Earliest Memory

By Deborah Nystrom

–Robert L. Nystrom, December 10, 1929 – April 9, 2020

I read once that the Greeks thought no man’s story
could be told until his death. Maybe it was hero’s

story, I forget. I wasn’t witness at your last breath, Dad—
no one was. No one can know if you would’ve spoken

any last words. No other voice was near you but TV,
the news you’d been watching day and night, fixed on

the virus that sealed you off in that blank, closed room.
The nurse was down the hall for another half hour—said

later, over the line, she figured it must have been about
that long, and apologized, but there’d been so many

in her care, so many cut off from anyone who knew them.
When a forwarded refund check from your local paper

arrived, I learned you’d called a week before to cancel
your subscription; you knew you weren’t going home.

Pallbearers named, you’d taken care to tell me Under
the circumstances a funeral can be delayed
, then went

ahead and agreed to a lease, through oxygen mask and phone,
with the rancher renting pasture below the farmhouse.
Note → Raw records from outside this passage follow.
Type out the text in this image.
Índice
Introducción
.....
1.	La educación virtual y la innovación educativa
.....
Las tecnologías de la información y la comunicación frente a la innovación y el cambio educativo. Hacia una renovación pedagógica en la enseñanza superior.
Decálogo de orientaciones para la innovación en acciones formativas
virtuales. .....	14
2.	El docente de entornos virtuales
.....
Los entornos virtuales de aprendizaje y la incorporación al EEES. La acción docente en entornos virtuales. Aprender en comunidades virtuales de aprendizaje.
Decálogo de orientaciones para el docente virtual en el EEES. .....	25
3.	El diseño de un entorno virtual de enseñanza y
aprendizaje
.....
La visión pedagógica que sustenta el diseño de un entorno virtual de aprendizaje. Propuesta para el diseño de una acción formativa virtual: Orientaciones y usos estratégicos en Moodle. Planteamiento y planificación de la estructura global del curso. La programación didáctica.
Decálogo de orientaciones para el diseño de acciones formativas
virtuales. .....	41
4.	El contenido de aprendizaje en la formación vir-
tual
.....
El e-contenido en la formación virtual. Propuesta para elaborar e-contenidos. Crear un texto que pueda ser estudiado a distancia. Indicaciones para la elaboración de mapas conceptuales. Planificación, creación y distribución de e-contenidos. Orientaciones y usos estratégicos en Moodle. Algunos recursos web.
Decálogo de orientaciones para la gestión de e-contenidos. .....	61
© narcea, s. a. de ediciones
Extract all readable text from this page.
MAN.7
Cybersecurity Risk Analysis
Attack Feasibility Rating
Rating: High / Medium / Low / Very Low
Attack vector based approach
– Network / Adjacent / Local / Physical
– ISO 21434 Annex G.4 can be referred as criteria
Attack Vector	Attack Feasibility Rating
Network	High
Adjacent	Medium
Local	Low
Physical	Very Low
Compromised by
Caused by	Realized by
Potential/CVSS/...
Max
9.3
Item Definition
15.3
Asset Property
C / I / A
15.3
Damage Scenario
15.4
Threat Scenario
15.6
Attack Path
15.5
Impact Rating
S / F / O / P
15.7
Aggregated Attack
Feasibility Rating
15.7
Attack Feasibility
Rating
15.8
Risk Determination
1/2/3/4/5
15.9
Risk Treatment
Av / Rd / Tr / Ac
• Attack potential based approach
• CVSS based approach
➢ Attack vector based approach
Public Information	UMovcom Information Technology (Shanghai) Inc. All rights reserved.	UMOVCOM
You explained details, for as long as you could talk—
had me repeat what I’d need to know before taking over,

from a distance, the farm I wouldn’t have inherited, except
my brother died before you. For a long time I’d thought

silence might’ve been how we expressed love, but that
wasn’t right. Yet I couldn’t touch your hand or forehead,

couldn’t listen when, in the stark room I never saw, your
lungs began pausing longer, letting you go as if slipping

from a chrysalis, breath ebbing as you grew light, last changes
before release from what never got said, out to the wide

sky over fields your neighbors will plant this spring—
fields you first walked when the land yielded nothing but

the dust swirling around you and your skinny brothers, boys
whose mother no longer spoke. Three kids lined up

unflinching, unsmiling in baggy, government-issue overalls,
so tightly squeezed inside yourselves, squeezed together

inside the photo from 1933, shadowy cell you’re the last
brother to leave— the middle one, shock of bang fallen

over your forehead, dark-eyed gaze so like your mother’s,
who’s not there. I try to meet the boy’s eyes, tilting

the picture in different ways, but I can’t, not even now.